Bad Dad, not the city, required Cat 6 data ports in every room.


Tuesday, April 07, 2015

1938 atmospheric river that caused the Los Angeles flood of 1938

At least one person asked why I used a reanalysis that does not assimilate satellite water vapor data to study an atmospheric river (AR) event.

That's a good question because the NOAA/CIRES Twentieth Century Global Reanalysis Version 2c (20thCR V2c) only ingests three things: surface pressure, sea ice coverage and sea surface temperature. The rest of the analysis is generated by the physical models of NOAA's Global Forecast System (GFS).

The short answer is that 20thCR V2c extends all the way back to 1851, which means you can compare storm intensity between storms, including events that occurred before the modern satellite era.

E.g. how does the AR event of 2004-2005 compare with one responsible for the Los Angeles flood of 1938, that felled thousands of buildings?  Let's take a look.
Global animation of PWV from 20thCR V2c for 1938-02-27-00 UTC through 1938-03-03-18 UTC.
Click here to read the rest.

I am happy to announce the NCAR Research Data Archive Blog.  My fellow data whisperers and I will blog about weather and climate data analysis. This is part of my omnimedia strategy, which will include YouTube tutorial videos for performing your own data mashups. Stop by and visit!

Monday, April 06, 2015

Mythic Creatures

Bad Dad and Iris are here for Spring Break.  Our year of the dragon baby wanted to see the Mythic Creatures exhibit at the Denver Museum of Science and Nature (formerly the Museum of Natural History).

I managed to find needlework there.


Bye for now!

Thursday, April 02, 2015

Simplicity 1199

After I made a Vogue 8175 top from scraps leftover from making the Kwik Sew 1139 PJ pants, I still couldn't bear to throw the scraps away.  I pawed through my patterns to see if I could eke out a top for Iris out of the remainder.

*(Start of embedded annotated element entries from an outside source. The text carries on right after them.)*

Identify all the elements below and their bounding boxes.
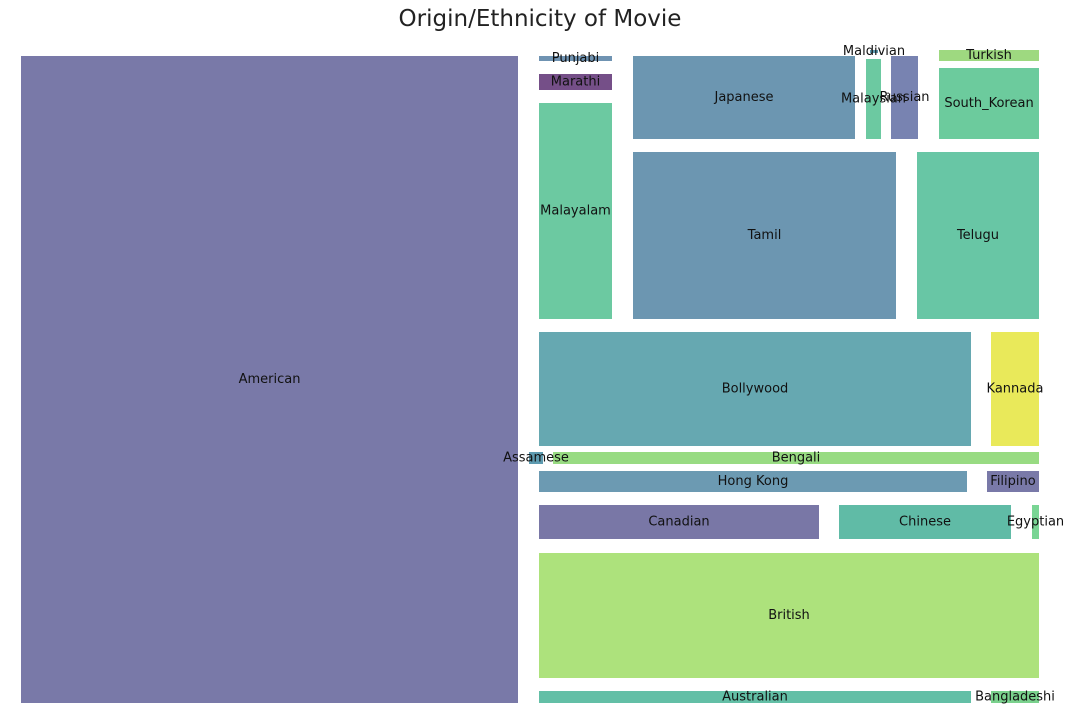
tile-punjabi	[539, 56, 612, 61]
tile-label-british: British	[768, 608, 810, 623]
tile-label-american: American	[239, 372, 301, 387]
tile-label-punjabi: Punjabi	[552, 51, 600, 66]
tile-label-hong-kong: Hong Kong	[718, 474, 789, 489]
tile-label-maldivian: Maldivian	[843, 44, 905, 59]
tile-label-canadian: Canadian	[648, 515, 709, 530]
tile-label-chinese: Chinese	[899, 515, 951, 530]
tile-bangladeshi	[991, 691, 1039, 703]
tile-maldivian	[870, 50, 878, 53]
tile-label-japanese: Japanese	[713, 90, 773, 105]
tile-label-turkish: Turkish	[965, 48, 1012, 63]
tile-assamese	[529, 452, 543, 464]
tile-american	[21, 56, 518, 703]
tile-hong-kong	[539, 471, 967, 492]
tile-malaysian	[866, 59, 881, 139]
tile-canadian	[539, 505, 819, 539]
tile-label-south-korean: South_Korean	[944, 96, 1033, 111]
tile-label-malayalam: Malayalam	[540, 204, 611, 219]
chart-title: Origin/Ethnicity of Movie	[398, 6, 682, 32]
tile-label-egyptian: Egyptian	[1007, 515, 1064, 530]
tile-bengali	[553, 452, 1039, 464]
tile-japanese	[633, 56, 855, 139]
tile-label-filipino: Filipino	[990, 474, 1035, 489]
tile-russian	[891, 56, 918, 139]
tile-label-bangladeshi: Bangladeshi	[975, 690, 1055, 705]
tile-filipino	[987, 471, 1039, 492]
tile-bollywood	[539, 332, 971, 446]
tile-kannada	[991, 332, 1039, 446]
tile-marathi	[539, 74, 612, 90]
tile-label-bollywood: Bollywood	[722, 382, 789, 397]
tile-label-malaysian: Malaysian	[841, 92, 906, 107]
tile-british	[539, 553, 1039, 678]
tile-chinese	[839, 505, 1011, 539]
tile-label-bengali: Bengali	[772, 451, 821, 466]
tile-label-kannada: Kannada	[987, 382, 1044, 397]
tile-label-telugu: Telugu	[956, 228, 999, 243]
tile-telugu	[917, 152, 1039, 319]
tile-label-tamil: Tamil	[747, 228, 782, 243]
tile-australian	[539, 691, 971, 703]
tile-label-australian: Australian	[722, 690, 788, 705]
tile-label-marathi: Marathi	[551, 75, 600, 90]
tile-turkish	[939, 50, 1039, 61]
tile-label-assamese: Assamese	[503, 451, 569, 466]
tile-tamil	[633, 152, 896, 319]
tile-egyptian	[1032, 505, 1039, 539]
tile-malayalam	[539, 103, 612, 319]
tile-label-russian: Russian	[879, 90, 929, 105]
tile-south-korean	[939, 68, 1039, 139]
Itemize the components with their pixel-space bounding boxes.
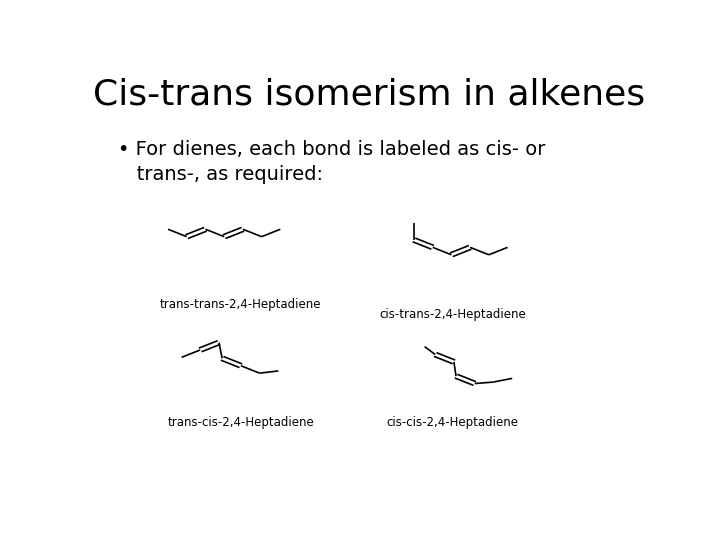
Text: cis-cis-2,4-Heptadiene: cis-cis-2,4-Heptadiene	[387, 416, 518, 429]
Text: trans-cis-2,4-Heptadiene: trans-cis-2,4-Heptadiene	[167, 416, 314, 429]
Text: trans-trans-2,4-Heptadiene: trans-trans-2,4-Heptadiene	[160, 298, 321, 310]
Text: trans-, as required:: trans-, as required:	[118, 165, 323, 184]
Text: cis-trans-2,4-Heptadiene: cis-trans-2,4-Heptadiene	[379, 308, 526, 321]
Text: • For dienes, each bond is labeled as cis- or: • For dienes, each bond is labeled as ci…	[118, 140, 545, 159]
Text: Cis-trans isomerism in alkenes: Cis-trans isomerism in alkenes	[93, 77, 645, 111]
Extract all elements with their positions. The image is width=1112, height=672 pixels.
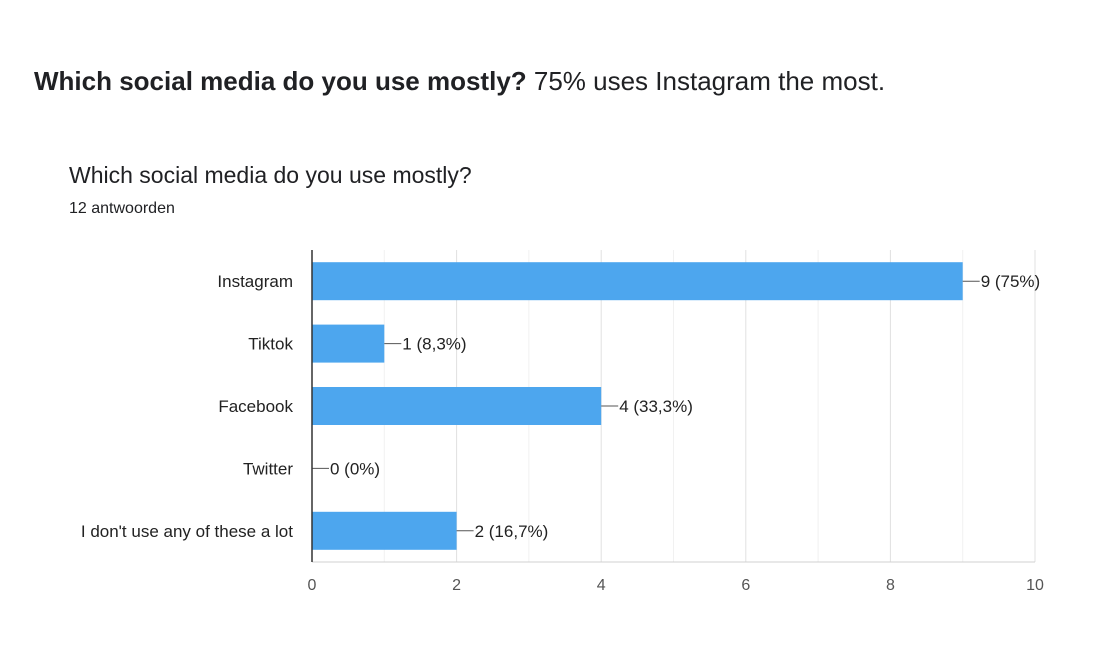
data-label: 9 (75%) (981, 272, 1041, 291)
x-tick-label: 2 (452, 577, 461, 594)
bar (312, 511, 457, 550)
data-label: 2 (16,7%) (475, 522, 549, 541)
x-tick-label: 6 (741, 577, 750, 594)
x-tick-label: 4 (597, 577, 606, 594)
bar (312, 262, 963, 301)
data-label: 4 (33,3%) (619, 397, 693, 416)
x-tick-label: 8 (886, 577, 895, 594)
category-label: I don't use any of these a lot (81, 522, 293, 541)
x-tick-label: 0 (308, 577, 317, 594)
bar (312, 387, 602, 425)
data-label: 1 (8,3%) (402, 335, 466, 354)
response-count: 12 antwoorden (69, 200, 175, 217)
headline-question: Which social media do you use mostly? (34, 66, 527, 96)
category-label: Twitter (243, 459, 293, 478)
category-label: Instagram (217, 272, 293, 291)
headline-answer: 75% uses Instagram the most. (526, 66, 886, 96)
data-label: 0 (0%) (330, 459, 380, 478)
page-headline: Which social media do you use mostly? 75… (34, 64, 885, 98)
chart-card-title: Which social media do you use mostly? (69, 162, 472, 188)
category-label: Tiktok (248, 335, 293, 354)
bar (312, 324, 385, 363)
category-label: Facebook (218, 397, 293, 416)
x-tick-label: 10 (1026, 577, 1044, 594)
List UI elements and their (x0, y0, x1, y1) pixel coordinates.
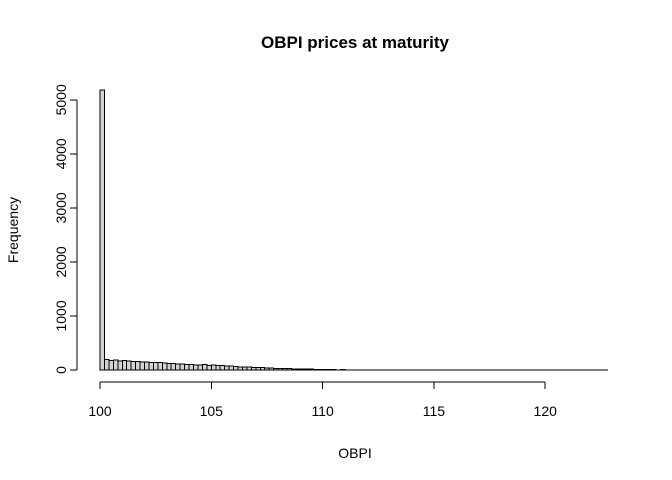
histogram-bar (197, 364, 203, 371)
histogram-bar (273, 367, 279, 371)
histogram-bar (175, 363, 181, 371)
y-tick-label: 2000 (53, 246, 69, 277)
y-tick-label: 1000 (53, 300, 69, 331)
histogram-bar (148, 361, 154, 371)
histogram-bar (144, 361, 150, 371)
histogram-bars (99, 89, 609, 371)
histogram-bar (339, 368, 346, 371)
histogram-bar (255, 367, 261, 371)
y-axis: 0 1000 2000 3000 4000 5000 (53, 84, 78, 374)
histogram-bar (299, 368, 306, 371)
histogram-bar (166, 362, 172, 371)
histogram-bar (313, 368, 319, 371)
histogram-bar (295, 368, 301, 371)
histogram-bar (290, 368, 297, 371)
histogram-bar (108, 360, 114, 371)
histogram-bar (282, 368, 288, 371)
chart-title: OBPI prices at maturity (261, 33, 450, 52)
histogram-bar (139, 361, 146, 371)
x-tick-label: 105 (200, 403, 224, 419)
histogram-bar (201, 364, 208, 371)
histogram-bar (228, 365, 235, 371)
histogram-bar (135, 360, 141, 371)
histogram-bar (152, 362, 159, 371)
histogram-bar (224, 365, 230, 371)
histogram-bar (121, 359, 128, 371)
histogram-bar (193, 364, 199, 371)
histogram-bar (188, 364, 194, 371)
histogram-bar (179, 363, 186, 371)
y-tick-label: 3000 (53, 192, 69, 223)
histogram-bar (268, 367, 275, 371)
histogram-bar (322, 368, 328, 371)
histogram-bar (117, 360, 123, 371)
x-axis-label: OBPI (338, 445, 371, 461)
y-tick-label: 4000 (53, 138, 69, 169)
histogram-bar (277, 367, 284, 371)
histogram-bar (326, 368, 333, 371)
histogram-bar (112, 359, 119, 371)
histogram-bar (259, 367, 266, 371)
histogram-bar (308, 368, 315, 371)
histogram-bar (103, 359, 110, 371)
y-tick-label: 0 (53, 366, 69, 374)
histogram-bar (304, 368, 310, 371)
histogram-bar (130, 361, 137, 371)
histogram-bar (215, 365, 221, 371)
histogram-bar (233, 365, 239, 371)
histogram-bar (286, 368, 292, 371)
histogram-bar (157, 361, 163, 371)
histogram-bar (206, 364, 212, 371)
histogram-bar (237, 366, 243, 371)
histogram-bar (264, 367, 270, 371)
x-tick-label: 115 (423, 403, 446, 419)
histogram-bar (219, 364, 226, 371)
histogram-bar (250, 366, 257, 371)
y-tick-label: 5000 (53, 84, 69, 115)
histogram-bar (170, 363, 177, 371)
x-tick-label: 120 (534, 403, 558, 419)
histogram-bar (99, 89, 105, 371)
x-tick-label: 110 (311, 403, 334, 419)
histogram-bar (184, 363, 190, 371)
histogram-bar (161, 362, 168, 371)
histogram-bar (246, 366, 252, 371)
histogram-bar (241, 366, 248, 371)
x-tick-label: 100 (88, 403, 112, 419)
y-axis-label: Frequency (5, 197, 21, 263)
histogram-bar (126, 360, 132, 371)
histogram-bar (317, 368, 324, 371)
x-axis: 100 105 110 115 120 (88, 381, 558, 419)
histogram-bar (210, 364, 217, 371)
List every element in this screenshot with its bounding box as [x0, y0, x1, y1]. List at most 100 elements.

I paired it with yet another thrifted organic cotton T.  This one advertised alcohol, which would be inappropriate for a teen.  Fortunately, the shirt was large and my daughter is XS, so I was able to cut around the advertising.

I like the longer tail in the back

and the princess seaming.


I fused tricot to the shoulders on both the F and B sides and also stitched them with a straight stitch for stability. I like to press and sew the seam allowances of the shoulder down flat. I find it less irritating to sensitive skin. I topstitched with a straight stitch at the shoulders and a slight (0.9 mm wide) zigzag elsewhere.

The topstitching is a bit uneven.

On Pattern Review, one reviewer dissed the pattern because it bunched up at the underarm.  I didn't read the instructions, but I suspect that they did not explicitly explain the importance of clipping curves.  I stitched the seam with a narrow zigzag and made two tiny clips at the underarm.

Another reviewer said it was impossible to sew the side seam with a serger due to the side slit.  I sewed to the slit opening and back-tacked.  Then I clipped the seam above the end of stitching and serged from the underarm to the bottom clip.  After serging around the slit opening and hem, I topstitched the whole thing down flat.  Just to show off, I mitered the corners, too.

It is possible to get flat and even results; there is nothing wrong with the pattern.

I sewed an XS-S, which is the size corresponding to Iris' measurements. It's a bit tight on my dress dummy and my body, but we are a size M. This is an oversized top and you can probably go down one size for a closer, but not tight, fit.